The company is rolling the test program to more stores in Las Vegas, a market that already has a handful of kiosks. The city was chosen because customers can’t use EBT funds at El Pollo Loco stores there due to state regulations.
“In California, we think the usage will go further as we integrate EBT into the kiosk system, because we get a lot of EBT sales here in California,” he said. “In Vegas, they don’t have EBT… and we’re seeing very high usage. In fact, I think we’re going to basically test a restaurant where it’s just kiosk service and see what that does.”
With stores that see high usage experimenting with reallocating and possibly removing labor, kiosks could play an important role in the company’s mission to get restaurant margins back to 18 percent and eventually to 20 percent. El Pollo Loco’s restaurant contribution margin for Q2 was 16.9 percent, compared to 15 percent in the same period a year ago. Roberts said the path to reaching that 20 percent goal will include both sales-driving and cost-saving initiatives.

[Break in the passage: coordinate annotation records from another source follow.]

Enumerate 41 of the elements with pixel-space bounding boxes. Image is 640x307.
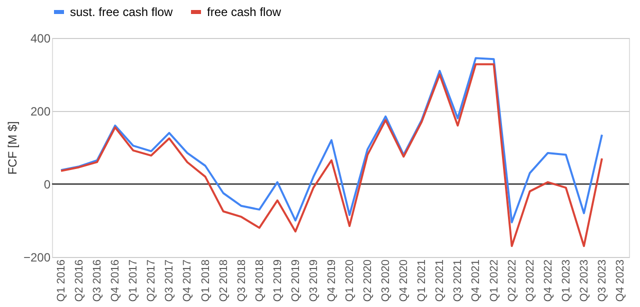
- x-tick-label: Q1 2023: [560, 260, 572, 302]
- x-tick-label: Q3 2019: [308, 260, 320, 302]
- y-tick-label: 400: [30, 32, 51, 46]
- x-tick-label: Q2 2018: [218, 260, 230, 302]
- x-tick-label: Q1 2020: [344, 260, 356, 302]
- x-tick-label: Q2 2016: [74, 260, 86, 302]
- x-tick-label: Q1 2022: [488, 260, 500, 302]
- x-tick-label: Q3 2020: [380, 260, 392, 302]
- x-tick-label: Q1 2017: [128, 260, 140, 302]
- x-tick-label: Q2 2020: [362, 260, 374, 302]
- x-tick-label: Q3 2017: [164, 260, 176, 302]
- x-tick-label: Q1 2021: [416, 260, 428, 302]
- legend-label: free cash flow: [207, 5, 282, 19]
- x-tick-label: Q3 2022: [524, 260, 536, 302]
- line-series: [60, 57, 603, 224]
- y-tick-label: −200: [23, 250, 51, 264]
- x-tick-label: Q4 2018: [254, 260, 266, 302]
- x-tick-label: Q4 2023: [614, 260, 626, 302]
- x-tick-label: Q4 2019: [326, 260, 338, 302]
- x-tick-label: Q1 2016: [56, 260, 68, 302]
- x-tick-label: Q2 2023: [578, 260, 590, 302]
- x-tick-label: Q4 2017: [182, 260, 194, 302]
- x-tick-label: Q1 2018: [200, 260, 212, 302]
- x-tick-label: Q3 2021: [452, 260, 464, 302]
- x-tick-label: Q4 2022: [542, 260, 554, 302]
- x-tick-label: Q2 2019: [290, 260, 302, 302]
- x-tick-label: Q4 2021: [470, 260, 482, 302]
- y-tick-label: 200: [30, 104, 51, 118]
- x-tick-label: Q2 2017: [146, 260, 158, 302]
- x-tick-label: Q2 2021: [434, 260, 446, 302]
- x-tick-label: Q3 2023: [596, 260, 608, 302]
- line-series: [60, 63, 603, 248]
- x-tick-label: Q2 2022: [506, 260, 518, 302]
- x-tick-label: Q4 2020: [398, 260, 410, 302]
- y-axis-title: FCF [M $]: [5, 121, 20, 175]
- y-tick-label: 0: [44, 178, 51, 192]
- legend-label: sust. free cash flow: [70, 5, 174, 19]
- x-tick-label: Q3 2016: [92, 260, 104, 302]
- x-tick-label: Q3 2018: [236, 260, 248, 302]
- x-tick-label: Q4 2016: [110, 260, 122, 302]
- x-tick-label: Q1 2019: [272, 260, 284, 302]
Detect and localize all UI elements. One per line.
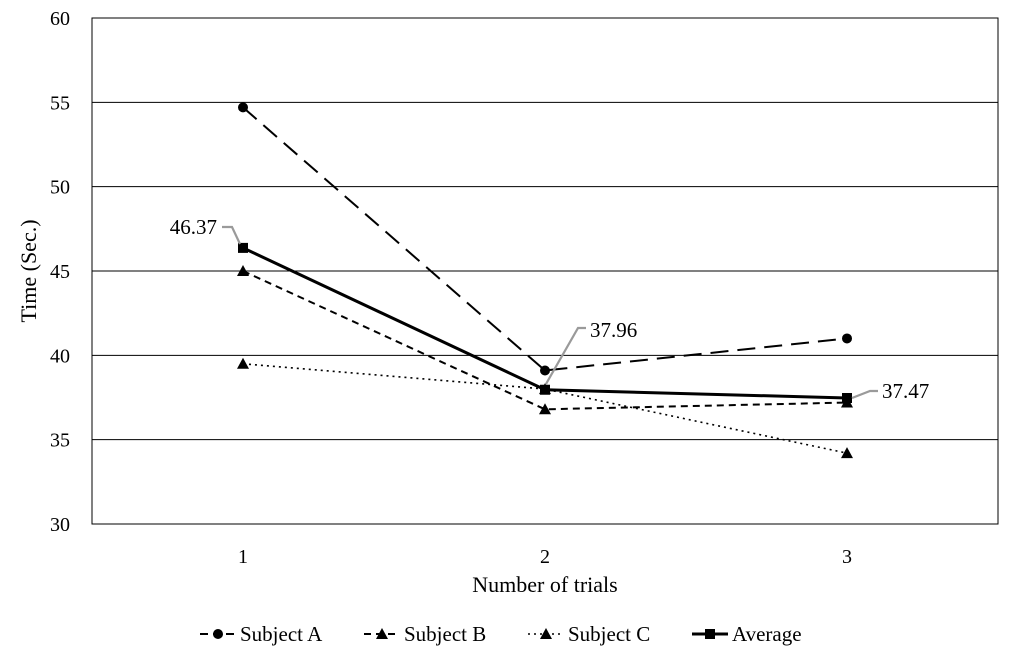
y-tick-label: 30: [50, 514, 70, 536]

“I think sales will be the add-on,” he said. “It’s looking at where we can make efficiencies. We’re looking at the salsa processing equipment. I think that’s an opportunity. We’re pushing those [kiosk] tests. That could be a huge opportunity to drive margin improvement. And on the sales line, we estimate that for every 1 percent of catering sales, we get about a 30-basis-point improvement in margins. So, it’s a combination of both. We’re not just saying, ‘Hey, we’ve got to grow sales,’ because we want to make sure that we’re also doing it on the cost side.”
On the unit expansion front, El Pollo Loco reduced its unit guidance for 2023 to two company-owned restaurants and three to four franchise restaurants, down from its initial outlook of three to five new company-owned restaurants and six to nine new franchised restaurants. Roberts said the company is continuing to face permitting and construction delays beyond its control. Ongoing economic uncertainty also is causing franchisees to delay their development plans.
“We are going to be franchise-driven in development,” he said. “We’ve got to improve the unit economics, and part of that is from the margin we’re doing, but we’ve also got to push ourselves to find ways to get our building costs down. And then we need to increase efforts to attract new franchisees into the system and make sure that they open successfully.”
El Pollo Loco ended Q2 with 492 total restaurants, including 188 company-owned units and 304 franchised units.